2. The battery pack according to claim 1, wherein an end bracket (110) is disposed in the battery case (100), the end bracket (110) is disposed on the same side of the plurality of cell groups (220), and the cells of the plurality of cell groups (220) adjacent to the end bracket (110) are bonded to the end bracket (110).

3. The battery pack according to claim 2, wherein the end bracket (110) is bolted or bonded to the battery case (100).

4. The battery pack according to claim 1, wherein the cells of two opposing cell groups (220) in adjacent two of the cell modules (200) are bonded.

5. The battery pack according to claim 1, wherein the battery case (100) includes a bottom plate (120), and the bottom of the battery cell is bonded to the bottom plate (120).

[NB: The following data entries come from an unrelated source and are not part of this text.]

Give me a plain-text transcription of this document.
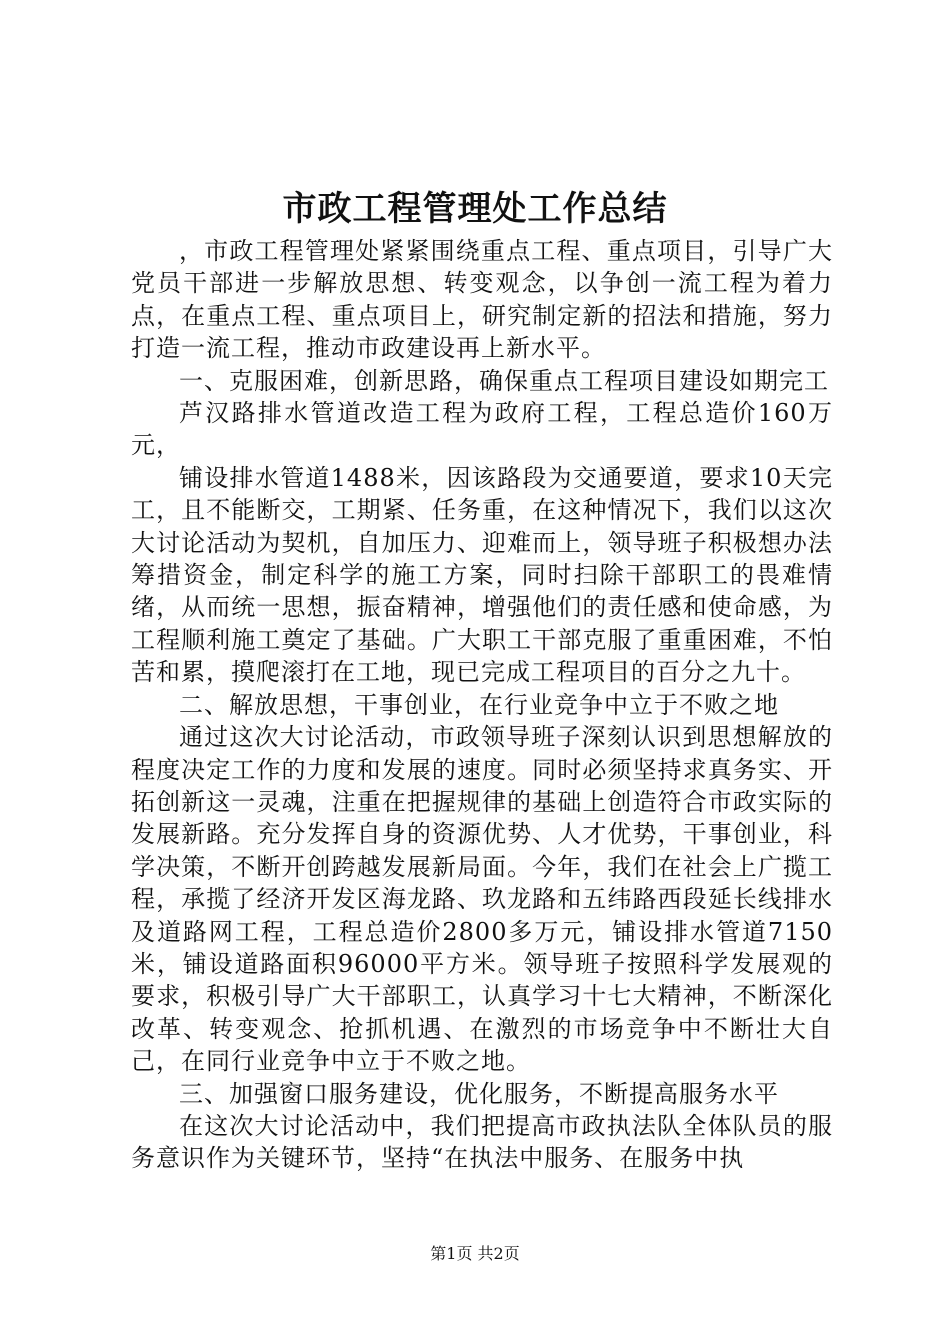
市政工程管理处工作总结

，市政工程管理处紧紧围绕重点工程、重点项目，引导广大党员干部进一步解放思想、转变观念，以争创一流工程为着力点，在重点工程、重点项目上，研究制定新的招法和措施，努力打造一流工程，推动市政建设再上新水平。

一、克服困难，创新思路，确保重点工程项目建设如期完工

芦汉路排水管道改造工程为政府工程，工程总造价160万元，

铺设排水管道1488米，因该路段为交通要道，要求10天完工，且不能断交，工期紧、任务重，在这种情况下，我们以这次大讨论活动为契机，自加压力、迎难而上，领导班子积极想办法筹措资金，制定科学的施工方案，同时扫除干部职工的畏难情绪，从而统一思想，振奋精神，增强他们的责任感和使命感，为工程顺利施工奠定了基础。广大职工干部克服了重重困难，不怕苦和累，摸爬滚打在工地，现已完成工程项目的百分之九十。

二、解放思想，干事创业，在行业竞争中立于不败之地

通过这次大讨论活动，市政领导班子深刻认识到思想解放的程度决定工作的力度和发展的速度。同时必须坚持求真务实、开拓创新这一灵魂，注重在把握规律的基础上创造符合市政实际的发展新路。充分发挥自身的资源优势、人才优势，干事创业，科学决策，不断开创跨越发展新局面。今年，我们在社会上广揽工程，承揽了经济开发区海龙路、玖龙路和五纬路西段延长线排水及道路网工程，工程总造价2800多万元，铺设排水管道7150米，铺设道路面积96000平方米。领导班子按照科学发展观的要求，积极引导广大干部职工，认真学习十七大精神，不断深化改革、转变观念、抢抓机遇、在激烈的市场竞争中不断壮大自己，在同行业竞争中立于不败之地。

三、加强窗口服务建设，优化服务，不断提高服务水平

在这次大讨论活动中，我们把提高市政执法队全体队员的服务意识作为关键环节，坚持“在执法中服务、在服务中执

第1页 共2页
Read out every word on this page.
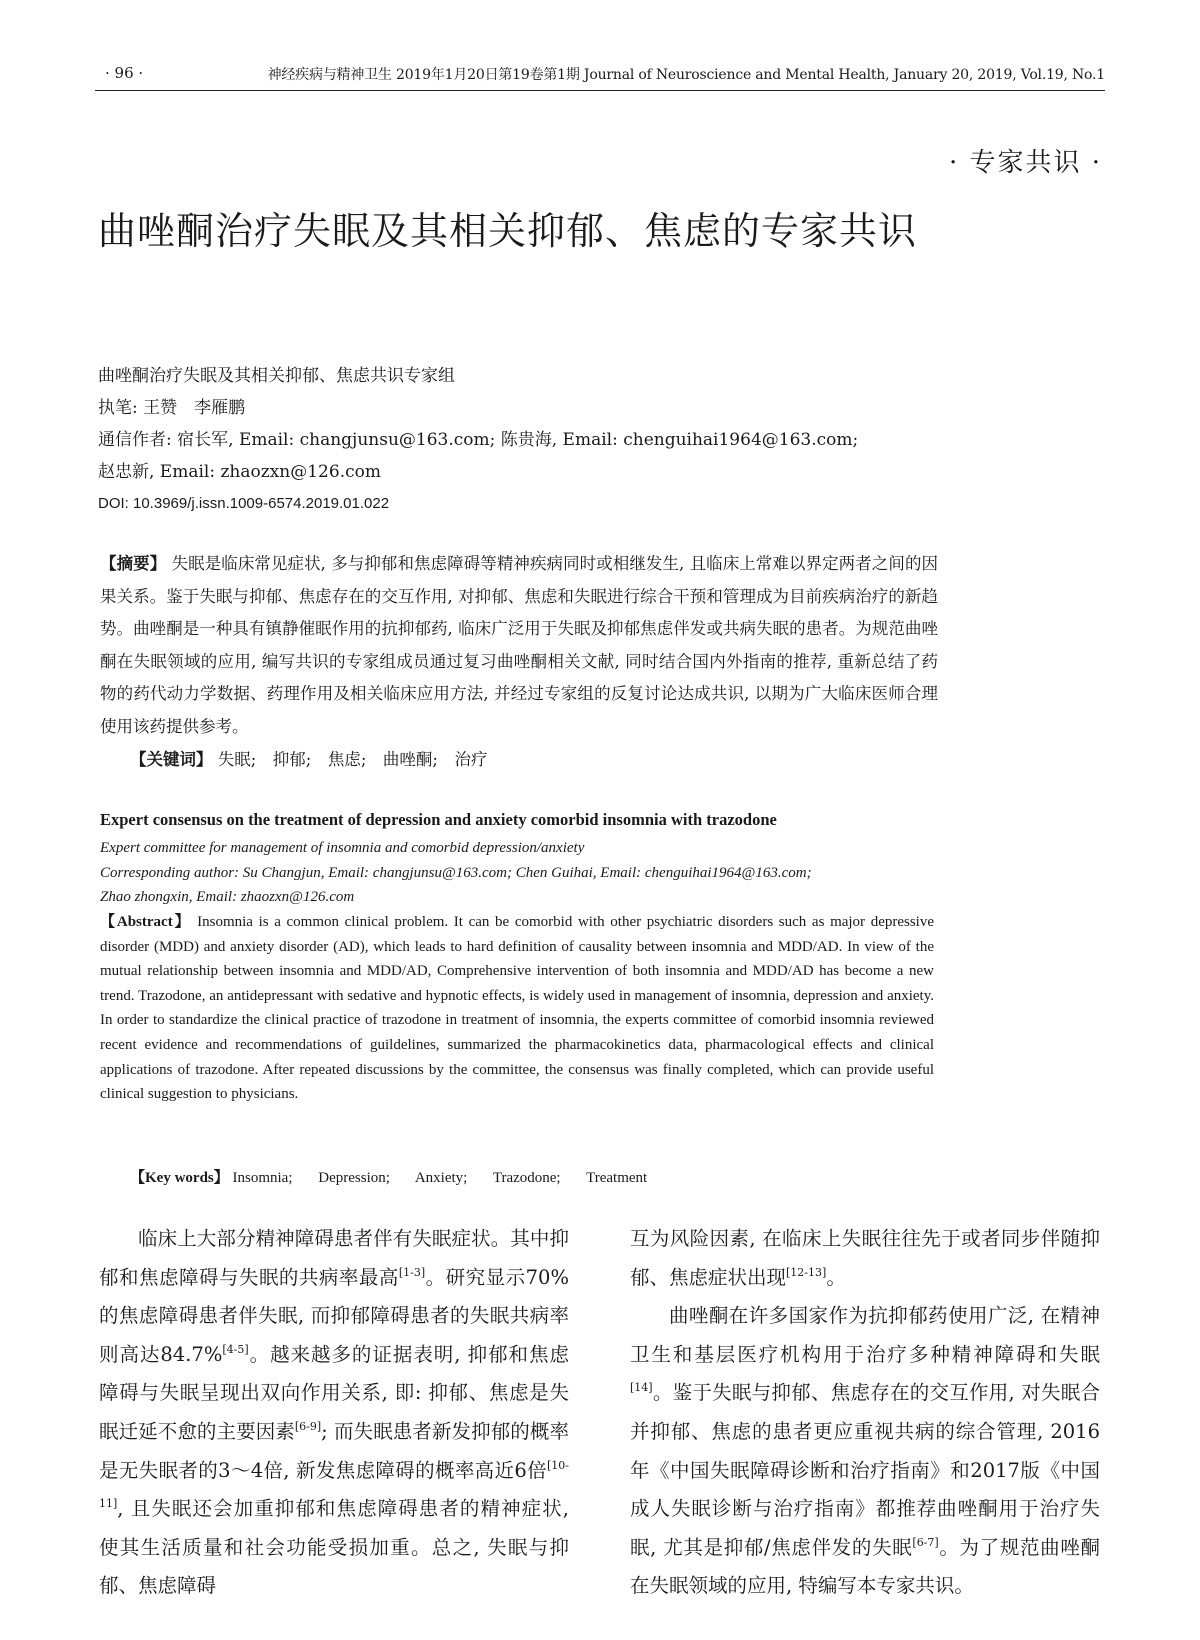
· 96 ·	神经疾病与精神卫生 2019年1月20日第19卷第1期 Journal of Neuroscience and Mental Health, January 20, 2019, Vol.19, No.1
· 专家共识 ·
曲唑酮治疗失眠及其相关抑郁、焦虑的专家共识
曲唑酮治疗失眠及其相关抑郁、焦虑共识专家组
执笔: 王赞　李雁鹏
通信作者: 宿长军, Email: changjunsu@163.com; 陈贵海, Email: chenguihai1964@163.com;
赵忠新, Email: zhaozxn@126.com
DOI: 10.3969/j.issn.1009-6574.2019.01.022
【摘要】 失眠是临床常见症状, 多与抑郁和焦虑障碍等精神疾病同时或相继发生, 且临床上常难以界定两者之间的因果关系。鉴于失眠与抑郁、焦虑存在的交互作用, 对抑郁、焦虑和失眠进行综合干预和管理成为目前疾病治疗的新趋势。曲唑酮是一种具有镇静催眠作用的抗抑郁药, 临床广泛用于失眠及抑郁焦虑伴发或共病失眠的患者。为规范曲唑酮在失眠领域的应用, 编写共识的专家组成员通过复习曲唑酮相关文献, 同时结合国内外指南的推荐, 重新总结了药物的药代动力学数据、药理作用及相关临床应用方法, 并经过专家组的反复讨论达成共识, 以期为广大临床医师合理使用该药提供参考。
【关键词】 失眠;　抑郁;　焦虑;　曲唑酮;　治疗
Expert consensus on the treatment of depression and anxiety comorbid insomnia with trazodone
Expert committee for management of insomnia and comorbid depression/anxiety
Corresponding author: Su Changjun, Email: changjunsu@163.com; Chen Guihai, Email: chenguihai1964@163.com;
Zhao zhongxin, Email: zhaozxn@126.com
【Abstract】 Insomnia is a common clinical problem. It can be comorbid with other psychiatric disorders such as major depressive disorder (MDD) and anxiety disorder (AD), which leads to hard definition of causality between insomnia and MDD/AD. In view of the mutual relationship between insomnia and MDD/AD, Comprehensive intervention of both insomnia and MDD/AD has become a new trend. Trazodone, an antidepressant with sedative and hypnotic effects, is widely used in management of insomnia, depression and anxiety. In order to standardize the clinical practice of trazodone in treatment of insomnia, the experts committee of comorbid insomnia reviewed recent evidence and recommendations of guildelines, summarized the pharmacokinetics data, pharmacological effects and clinical applications of trazodone. After repeated discussions by the committee, the consensus was finally completed, which can provide useful clinical suggestion to physicians.
【Key words】 Insomnia; Depression; Anxiety; Trazodone; Treatment

临床上大部分精神障碍患者伴有失眠症状。其中抑郁和焦虑障碍与失眠的共病率最高[1-3]。研究显示70%的焦虑障碍患者伴失眠, 而抑郁障碍患者的失眠共病率则高达84.7%[4-5]。越来越多的证据表明, 抑郁和焦虑障碍与失眠呈现出双向作用关系, 即: 抑郁、焦虑是失眠迁延不愈的主要因素[6-9]; 而失眠患者新发抑郁的概率是无失眠者的3～4倍, 新发焦虑障碍的概率高近6倍[10-11], 且失眠还会加重抑郁和焦虑障碍患者的精神症状, 使其生活质量和社会功能受损加重。总之, 失眠与抑郁、焦虑障碍

互为风险因素, 在临床上失眠往往先于或者同步伴随抑郁、焦虑症状出现[12-13]。

曲唑酮在许多国家作为抗抑郁药使用广泛, 在精神卫生和基层医疗机构用于治疗多种精神障碍和失眠[14]。鉴于失眠与抑郁、焦虑存在的交互作用, 对失眠合并抑郁、焦虑的患者更应重视共病的综合管理, 2016年《中国失眠障碍诊断和治疗指南》和2017版《中国成人失眠诊断与治疗指南》都推荐曲唑酮用于治疗失眠, 尤其是抑郁/焦虑伴发的失眠[6-7]。为了规范曲唑酮在失眠领域的应用, 特编写本专家共识。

6. The battery pack according to claim 1, wherein the battery case (100) includes a top plate (130), and the top of the battery cell is bonded to the top plate (130).

7. The battery pack according to claim 1, wherein the battery case (100) includes a side plate (140), and a side surface of the battery cell adjacent to the side plate (140) is bonded to the side plate (140).

8. The battery pack according to claim 1, wherein a support beam (150) is disposed in the battery case (100), a plurality of limiting grooves (151) are disposed on the support beam (150), the same ends of the plurality of cold plates (210) are disposed in the plurality of limiting grooves (151) in a one-to-one correspondence manner, and the portions of the cold plates (210) disposed in the limiting grooves (151) are bonded to the support beam (150).

9. The battery pack according to claim 1, wherein the battery cells and/or the cold plate (210) are bonded to the battery case (100) by potting adhesive or structural adhesive.

10. A powered device comprising a battery pack according to any one of claims 1-9.